MSM|August 2, 2011| Author: Kim LaCapria|Tags: ,

WordPress Sites Threatened By ‘Zero Day’ Image Utility Bug

The most time-consuming, non-consensual game played in WordPress users’ free time has to be, hands down, “find the buggy plugin.” (If you’ve ever tearfully watched the sun rise as you suck down Dr. Pepper and sob as you sort through every plugin you’ve ever even thought about using, you know it well.)

A recent round of the unpopular yet widely played sport resulted in a find that could have negative implications for many WordPress-based sites when a big vulnerability was traced by an intrepid user to a popular, image based plugin on a theme purchased from a popular WP theme slinger. At least two sites have been compromised by the weakness that was found in the code for the oft-used image resizing utility TimThumb.

CEO of Seattle-based Feedjit Mark Maunder discovered the vulnerability after an unauthorized ad opened when he visited his own site. In a detailed blog post, Maunder explains what happened and how he addressed it:

Eventually I found it. The hacker had done an eval(base64_decode(‘…long base64 encoded string’)) in one of WordPress PHP files. My bad for allowing that file to be writeable by the web server.
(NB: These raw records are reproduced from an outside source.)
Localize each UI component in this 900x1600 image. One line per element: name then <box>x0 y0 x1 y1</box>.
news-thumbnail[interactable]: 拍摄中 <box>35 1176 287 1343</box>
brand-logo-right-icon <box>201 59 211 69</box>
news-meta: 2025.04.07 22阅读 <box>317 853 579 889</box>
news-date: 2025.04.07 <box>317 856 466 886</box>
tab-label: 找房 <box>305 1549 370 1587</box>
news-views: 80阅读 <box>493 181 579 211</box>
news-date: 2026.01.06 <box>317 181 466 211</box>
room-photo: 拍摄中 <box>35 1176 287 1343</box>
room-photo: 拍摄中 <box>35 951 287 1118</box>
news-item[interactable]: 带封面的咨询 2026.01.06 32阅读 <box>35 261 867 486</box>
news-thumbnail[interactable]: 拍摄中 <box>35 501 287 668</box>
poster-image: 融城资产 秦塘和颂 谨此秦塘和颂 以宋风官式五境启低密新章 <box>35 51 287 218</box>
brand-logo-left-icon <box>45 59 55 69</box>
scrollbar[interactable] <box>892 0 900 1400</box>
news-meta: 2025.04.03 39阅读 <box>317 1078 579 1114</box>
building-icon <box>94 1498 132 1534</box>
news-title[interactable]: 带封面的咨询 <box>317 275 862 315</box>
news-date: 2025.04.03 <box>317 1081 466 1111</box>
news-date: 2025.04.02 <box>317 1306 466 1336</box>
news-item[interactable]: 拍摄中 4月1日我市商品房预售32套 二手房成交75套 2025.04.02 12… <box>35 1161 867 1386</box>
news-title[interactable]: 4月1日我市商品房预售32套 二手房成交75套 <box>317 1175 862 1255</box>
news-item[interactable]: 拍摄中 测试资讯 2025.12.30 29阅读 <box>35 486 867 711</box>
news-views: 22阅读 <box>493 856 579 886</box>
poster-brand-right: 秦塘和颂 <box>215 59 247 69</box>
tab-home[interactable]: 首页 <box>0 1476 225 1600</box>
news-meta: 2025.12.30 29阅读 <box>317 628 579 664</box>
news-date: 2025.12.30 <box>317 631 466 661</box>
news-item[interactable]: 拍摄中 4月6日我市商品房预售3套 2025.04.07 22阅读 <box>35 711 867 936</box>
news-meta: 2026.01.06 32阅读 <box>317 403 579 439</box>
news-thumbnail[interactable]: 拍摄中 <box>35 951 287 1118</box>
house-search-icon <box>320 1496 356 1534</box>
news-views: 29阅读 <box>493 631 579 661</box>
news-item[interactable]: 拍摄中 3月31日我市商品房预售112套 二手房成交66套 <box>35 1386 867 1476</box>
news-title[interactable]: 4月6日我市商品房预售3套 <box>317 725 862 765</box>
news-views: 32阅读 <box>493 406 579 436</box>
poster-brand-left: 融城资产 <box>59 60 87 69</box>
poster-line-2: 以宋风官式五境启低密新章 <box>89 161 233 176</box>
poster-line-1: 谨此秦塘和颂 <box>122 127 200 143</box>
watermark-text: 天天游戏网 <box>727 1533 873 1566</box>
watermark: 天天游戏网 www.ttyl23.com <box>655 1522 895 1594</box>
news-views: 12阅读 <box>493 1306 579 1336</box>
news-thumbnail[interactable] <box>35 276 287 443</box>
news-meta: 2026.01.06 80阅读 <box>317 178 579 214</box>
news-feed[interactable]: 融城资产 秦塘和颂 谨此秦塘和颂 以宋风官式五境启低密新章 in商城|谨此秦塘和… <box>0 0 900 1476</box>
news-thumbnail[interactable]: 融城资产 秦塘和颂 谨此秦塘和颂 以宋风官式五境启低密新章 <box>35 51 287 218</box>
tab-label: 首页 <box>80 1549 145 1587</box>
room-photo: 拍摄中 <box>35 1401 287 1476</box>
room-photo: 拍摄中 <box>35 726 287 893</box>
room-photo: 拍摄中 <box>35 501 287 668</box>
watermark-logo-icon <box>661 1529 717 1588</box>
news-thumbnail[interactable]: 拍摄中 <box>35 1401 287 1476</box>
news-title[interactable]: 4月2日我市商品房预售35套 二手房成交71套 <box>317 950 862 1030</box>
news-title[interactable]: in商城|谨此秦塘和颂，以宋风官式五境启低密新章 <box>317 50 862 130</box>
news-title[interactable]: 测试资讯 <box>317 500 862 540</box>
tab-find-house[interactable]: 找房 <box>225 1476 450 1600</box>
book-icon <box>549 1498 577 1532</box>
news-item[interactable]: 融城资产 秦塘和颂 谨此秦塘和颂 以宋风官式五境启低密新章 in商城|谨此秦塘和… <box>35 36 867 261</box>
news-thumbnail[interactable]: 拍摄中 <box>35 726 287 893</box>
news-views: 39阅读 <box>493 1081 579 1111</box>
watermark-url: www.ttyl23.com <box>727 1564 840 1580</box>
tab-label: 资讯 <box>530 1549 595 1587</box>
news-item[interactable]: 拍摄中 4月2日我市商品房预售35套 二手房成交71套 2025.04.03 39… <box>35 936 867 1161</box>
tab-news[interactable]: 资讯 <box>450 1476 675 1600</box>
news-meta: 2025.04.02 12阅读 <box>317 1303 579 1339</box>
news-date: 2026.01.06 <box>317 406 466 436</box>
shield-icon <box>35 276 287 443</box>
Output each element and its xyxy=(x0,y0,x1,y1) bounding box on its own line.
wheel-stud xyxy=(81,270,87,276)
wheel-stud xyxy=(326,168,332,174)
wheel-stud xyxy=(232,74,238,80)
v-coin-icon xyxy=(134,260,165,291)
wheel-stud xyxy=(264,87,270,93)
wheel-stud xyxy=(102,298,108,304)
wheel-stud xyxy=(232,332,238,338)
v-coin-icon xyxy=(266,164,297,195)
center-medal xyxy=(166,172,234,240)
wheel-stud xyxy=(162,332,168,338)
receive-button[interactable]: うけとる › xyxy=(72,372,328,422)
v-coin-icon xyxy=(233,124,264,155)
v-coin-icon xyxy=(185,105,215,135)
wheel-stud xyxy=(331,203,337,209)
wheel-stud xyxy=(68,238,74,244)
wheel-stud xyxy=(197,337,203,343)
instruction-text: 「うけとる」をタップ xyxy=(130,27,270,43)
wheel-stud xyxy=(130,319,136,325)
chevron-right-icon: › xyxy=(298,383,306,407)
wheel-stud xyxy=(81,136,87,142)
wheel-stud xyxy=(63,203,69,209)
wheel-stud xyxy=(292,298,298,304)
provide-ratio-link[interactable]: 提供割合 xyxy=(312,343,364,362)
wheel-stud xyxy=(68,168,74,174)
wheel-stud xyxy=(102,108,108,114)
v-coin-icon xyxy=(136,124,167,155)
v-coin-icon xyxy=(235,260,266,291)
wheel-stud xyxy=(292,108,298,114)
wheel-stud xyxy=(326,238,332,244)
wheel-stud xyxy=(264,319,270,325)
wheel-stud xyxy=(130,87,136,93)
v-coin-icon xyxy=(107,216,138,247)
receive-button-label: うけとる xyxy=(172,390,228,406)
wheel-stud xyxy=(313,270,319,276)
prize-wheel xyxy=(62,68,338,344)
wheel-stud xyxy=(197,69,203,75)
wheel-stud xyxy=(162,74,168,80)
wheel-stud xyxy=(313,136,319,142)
Read on, because even if you set your file permissions correctly on the WordPress php files, you may still be vulnerable…Turns out the theme I’m using, Memoir, which I bought for $30 from ElegantThemes.com uses a library called timthumb.php. timthumb.php uses a cache directory which lives under wp-content and it writes to that directory when it fetches an image and resizes it.

Lower down, in the comments, Ben Gillibanks- TimThumb’s creator- acknowledges the vulnerability and apologizes to users who may have been compromised by using the extension:

Hi all – I am the developer of TimThumb. I can’t apologise enough for this oversight in the code and hope nobody has anything too bad happen to their sites because of my error.

Mark has been really helpful in solving the issue and I have worked with him to harden up the script. At the moment the best fix is to simply use the latest version of TimThumb. There have been a stack of tweaks that will make the script harder to abuse.

I anyone wants to audit the code, or offer any help or suggestions for improving the security of TimThumb then I am all ears.

On Maunder’s blog, he explains how users can root out and eliminate the bad code. Has your site ever been compromised or otherwise affected by a similar WordPress-related vulnerability?